New security clearance guidelines are underway

| February 5, 2019 | 0 Comments

Guidelines require personnel to stay on top of their credit and bills

Verndal C.F. Lee
Chief of Legal Assistance Office

SCHOFIELD BARRACKS, Hawaii — The federal government recently implemented new security clearance guidelines that make it more important than ever for service members to stay on top of their bills and monitor their credit histories.

The Department of Defense (DoD) now “continuously” monitors the financial status of service members with security clearances. This means that a past-due bill or an error on your credit report could jeopardize your clearance status.

Personnel must keep abreast of their finances and protect them from cyber thieves. (Courtesy graphic)

Personnel must keep abreast of their finances and personal information to protect them from cyber thieves. (Courtesy graphic)

Military personnel are subject to a full background investigation. Many service members, including all officers, are required to have national security clearance checks that include detailed reviews of their credit history and ability to meet their financial obligations. Prior to the change in policy, the federal government performed an initial credit check when service members applied for their security clearances and performed follow-up checks every 5 to 10 years, depending on clearance level.

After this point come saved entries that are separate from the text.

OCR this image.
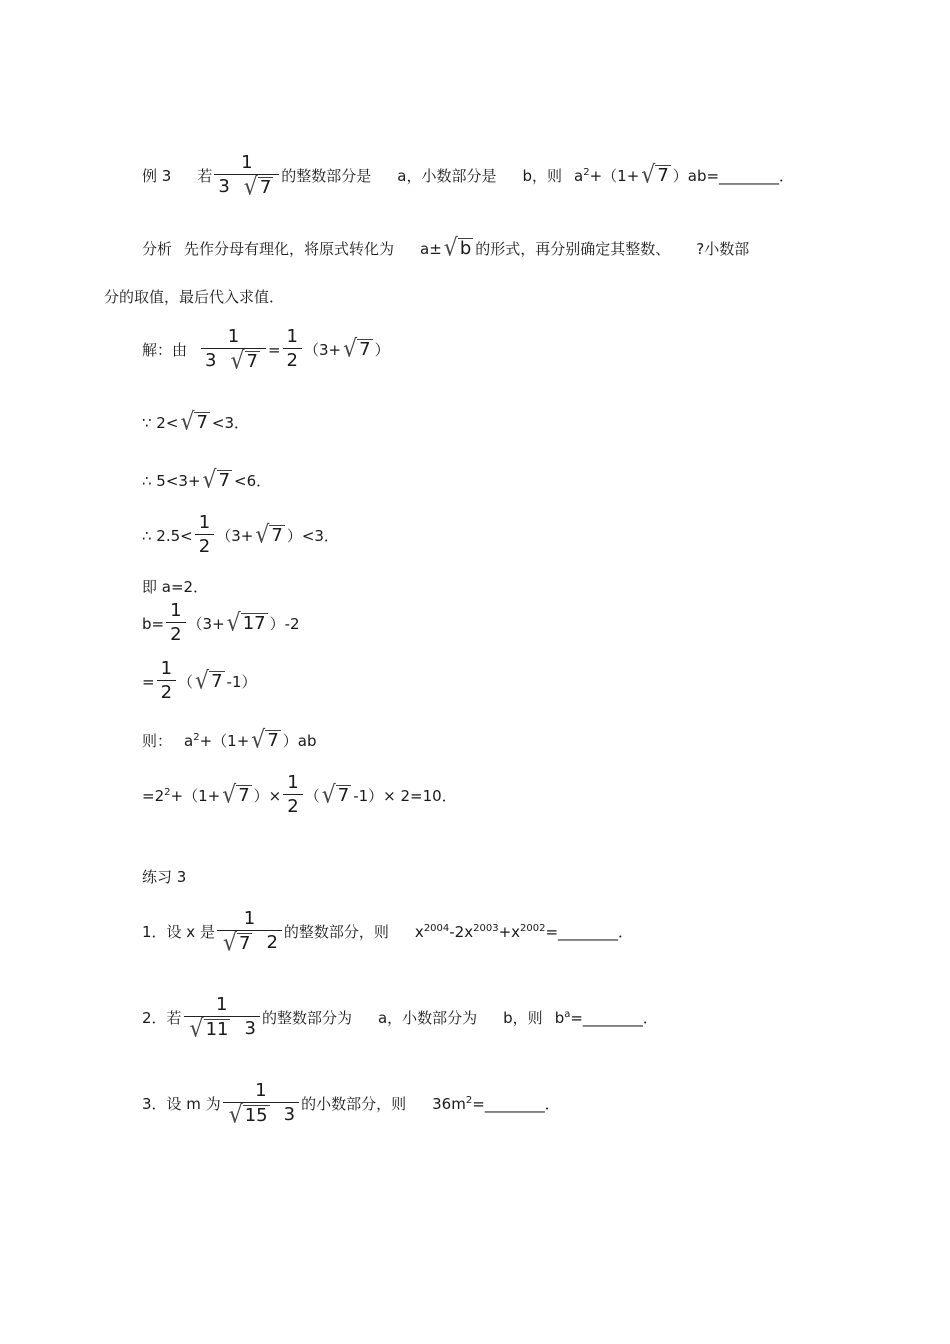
例 3 若 $\frac{1}{3 √ 7}$ 的整数部分是 a，小数部分是 b，则 $a^2 +(1+$ √ 7 ）ab=________．
分析 先作分母有理化，将原式转化为 a± √ b 的形式，再分别确定其整数、 ?小数部
分的取值，最后代入求值．
解：由 $\frac{1}{3 √ 7} = \frac{1}{2} (3+$ √ 7 ）
∵ 2< √ 7 <3．
∴ 5<3+ √ 7 <6．
∴ $2.5< \frac{1}{2} (3+$ √ 7 ）<3．
即 a=2．
$b= \frac{1}{2} (3+$ √ 17 ）-2
= $\frac{1}{2}$ （ √ 7 -1）
则： $a^2 +(1+$ √ 7 ）ab
$=2^2 +(1+$ √ 7 ）× $\frac{1}{2}$ （ √ 7 -1）× 2=10．
练习 3
1．设 x 是 $\frac{1}{√ 7 2}$ 的整数部分，则 $x^{2004}-2x^{2003}+x^{2002}=\_\_\_\_\_\_\_\_$．
2．若 $\frac{1}{√ 11 3}$ 的整数部分为 a，小数部分为 b，则 $b^a=\_\_\_\_\_\_\_\_$．
3．设 m 为 $\frac{1}{√ 15 3}$ 的小数部分，则 $36m^2=\_\_\_\_\_\_\_\_$．
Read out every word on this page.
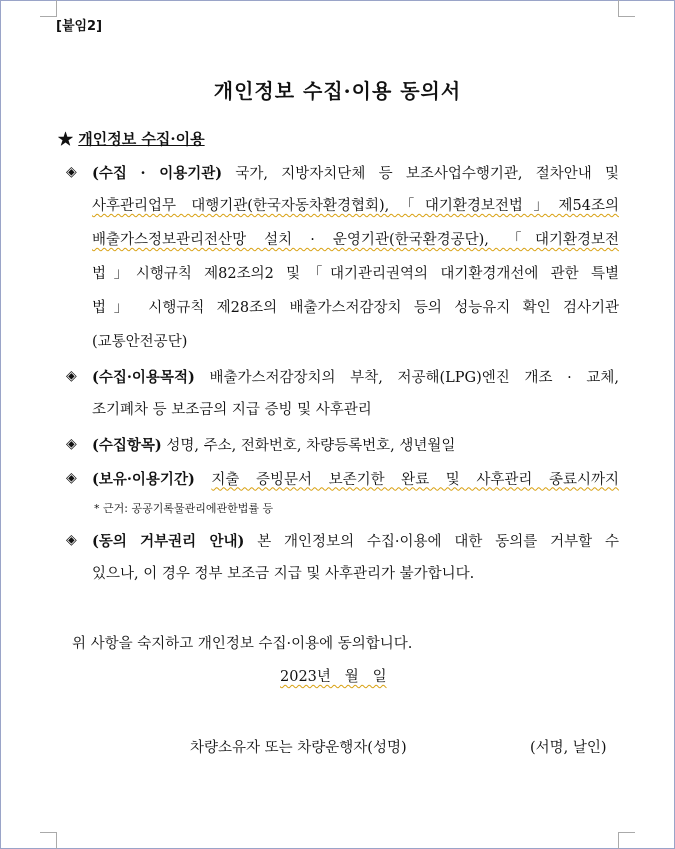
[붙임2]
개인정보 수집·이용 동의서
★ 개인정보 수집·이용
◈	(수집 · 이용기관) 국가, 지방자치단체 등 보조사업수행기관, 절차안내 및
사후관리업무 대행기관(한국자동차환경협회),「대기환경보전법」제54조의
배출가스정보관리전산망 설치 · 운영기관(한국환경공단), 「대기환경보전
법」시행규칙 제82조의2 및「대기관리권역의 대기환경개선에 관한 특별
법」 시행규칙 제28조의 배출가스저감장치 등의 성능유지 확인 검사기관
(교통안전공단)
◈	(수집·이용목적) 배출가스저감장치의 부착, 저공해(LPG)엔진 개조 · 교체,
조기폐차 등 보조금의 지급 증빙 및 사후관리
◈	(수집항목) 성명, 주소, 전화번호, 차량등록번호, 생년월일
◈	(보유·이용기간) 지출 증빙문서 보존기한 완료 및 사후관리 종료시까지
* 근거: 공공기록물관리에관한법률 등
◈	(동의 거부권리 안내) 본 개인정보의 수집·이용에 대한 동의를 거부할 수
있으나, 이 경우 정부 보조금 지급 및 사후관리가 불가합니다.
위 사항을 숙지하고 개인정보 수집·이용에 동의합니다.
2023년   월   일
차량소유자 또는 차량운행자(성명)	(서명, 날인)
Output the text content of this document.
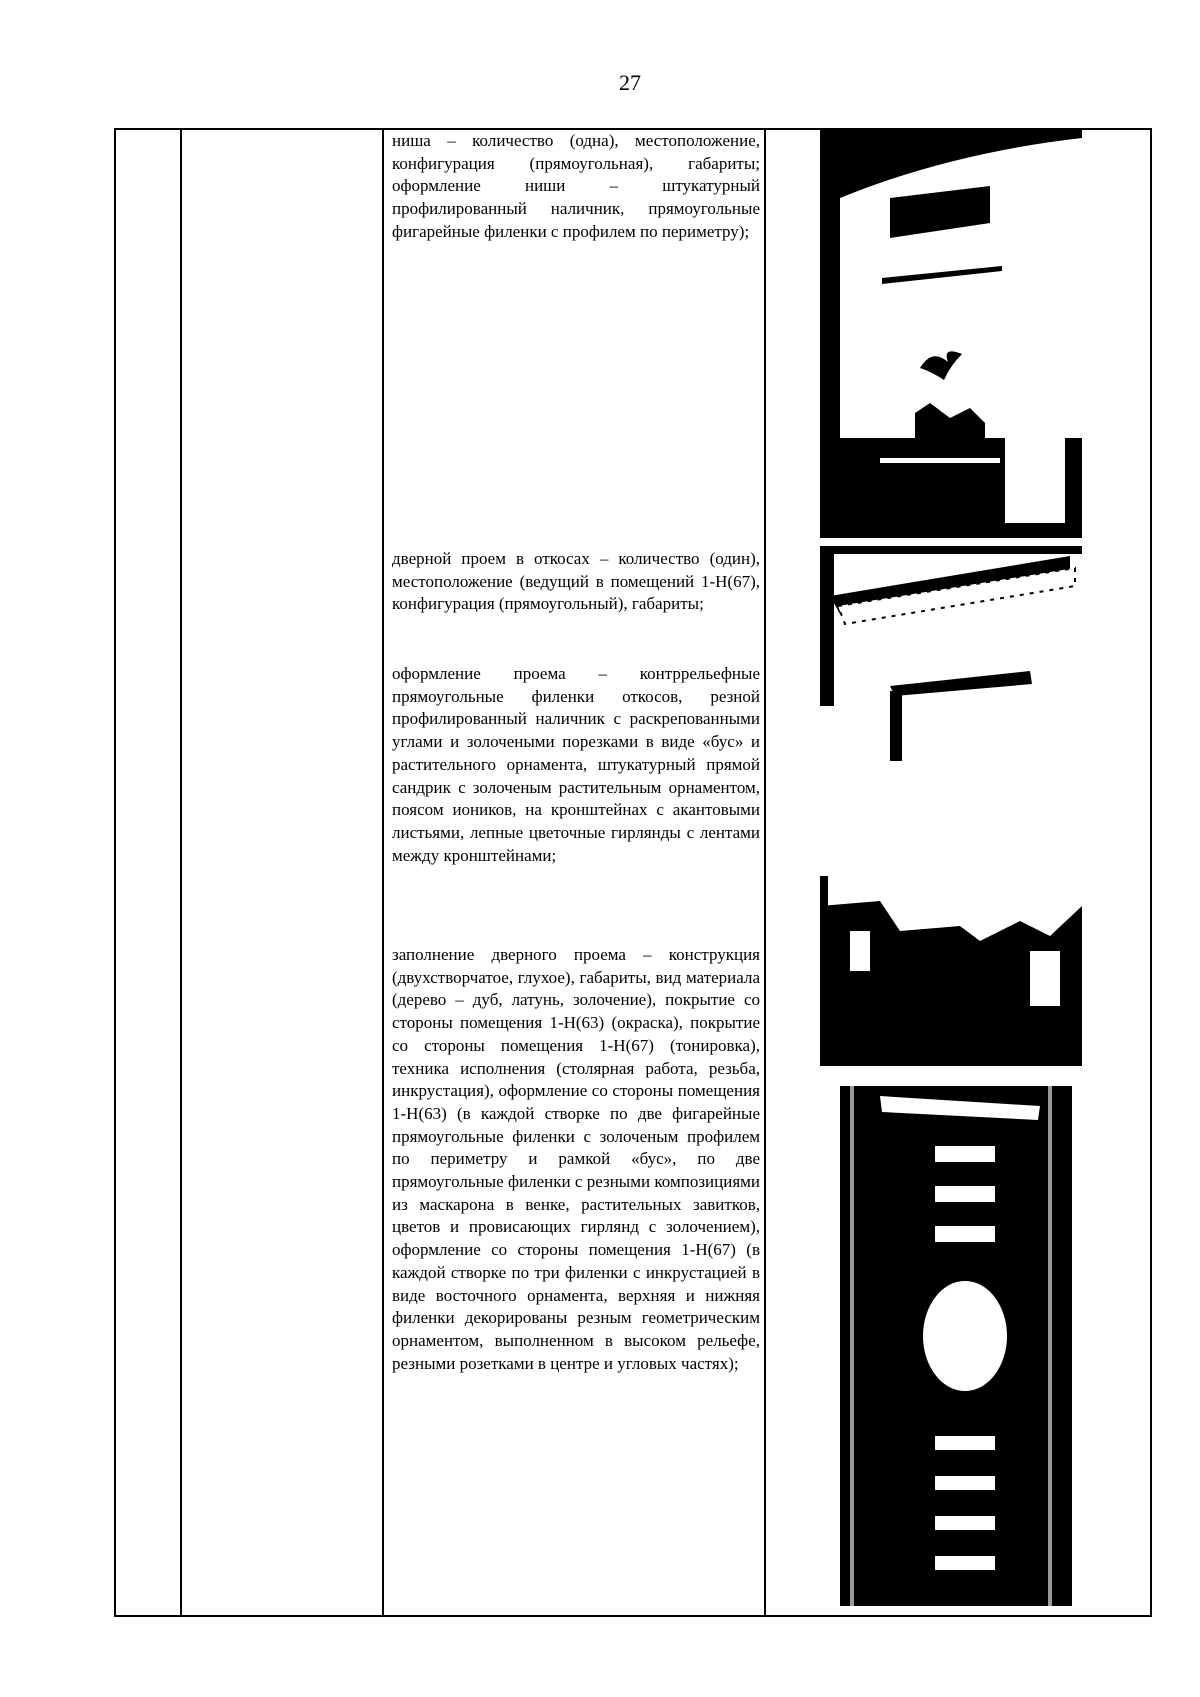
27

ниша – количество (одна), местоположение, конфигурация (прямоугольная), габариты; оформление ниши – штукатурный профилированный наличник, прямоугольные фигарейные филенки с профилем по периметру);

дверной проем в откосах – количество (один), местоположение (ведущий в помещений 1-Н(67), конфигурация (прямоугольный), габариты;

оформление проема – контррельефные прямоугольные филенки откосов, резной профилированный наличник с раскрепованными углами и золочеными порезками в виде «бус» и растительного орнамента, штукатурный прямой сандрик с золоченым растительным орнаментом, поясом иоников, на кронштейнах с акантовыми листьями, лепные цветочные гирлянды с лентами между кронштейнами;

заполнение дверного проема – конструкция (двухстворчатое, глухое), габариты, вид материала (дерево – дуб, латунь, золочение), покрытие со стороны помещения 1-Н(63) (окраска), покрытие со стороны помещения 1-Н(67) (тонировка), техника исполнения (столярная работа, резьба, инкрустация), оформление со стороны помещения 1-Н(63) (в каждой створке по две фигарейные прямоугольные филенки с золоченым профилем по периметру и рамкой «бус», по две прямоугольные филенки с резными композициями из маскарона в венке, растительных завитков, цветов и провисающих гирлянд с золочением), оформление со стороны помещения 1-Н(67) (в каждой створке по три филенки с инкрустацией в виде восточного орнамента, верхняя и нижняя филенки декорированы резным геометрическим орнаментом, выполненном в высоком рельефе, резными розетками в центре и угловых частях);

Following a number of publicized security breaches, the President of the United States issues a directive that all federal employees (including service members) in national security positions be subject to continuous evaluation. This means that a person who is able to access classified information can have their reviewed at any time, including an automated review of their credit file, to see if they have a history of failing to meet their financial obligations, being in excessive debt, or have a high debt-to-income ratio.

This new process might impact your DoD security clearance and prevent you from been deemed “deployable,”, which could greatly impact your military career unless you can prove to DoD that you were the victim of identity theft, fraud or a mistake, and that you’re currently living within your means and are making a good-faith effort to resolve your unpaid debts.

To safeguard your credit record and prevent problems with your security clearance, follow these tips:

  1. Check your credit report.

You are entitled to a free credit report every 12 months from each of the three major consumer reporting companies (Equifax, Experian, and TransUnion), which you can access at AnnualCreditReport.com. This is the only authorized source under federal law that provides free credit reports from the three major national credit reporting companies. Other websites that promise free credit reports may require you to sign up for “free trials” that eventually charge you or try to sell you other products or services you may not need.

  1. Consider setting up a fraud alert or security freeze

You can contact the three major consumer reporting companies and ask them to put a freeze on your credit reports. A freeze prevents prospective lenders from accessing your credit file unless you lift the freeze for that lender or for a specified period of time. There is a special “Active Duty Fraud Alert” available to service members who want to lower their risk of becoming a victim of fraud or identity theft while they are deployed overseas. This type of alert lasts for one year and can be renewed to match your deployment. The alert notifies credit reporting companies of your military status. Creditors must take reasonable steps to verify that you have applied for new credit, loans or higher credit limits.

  1. Monitor your credit score

There are numerous credit-reporting services that provide free credit scores, but service members and their spouses can get a free credit score courtesy of the Financial Industry Regulatory Authority investor education foundation. This free credit score is intended to help you understand how your decisions alter your score in a positive or negative way. To use the tool, your first step is to contact a military financial educator (sometimes called a “PFM”) at your nearest Personal Financial Management Program (PFMP) Office (which is usually part of Army Community Service). Your Financial Educator or PFM can assist you in obtaining your free credit score.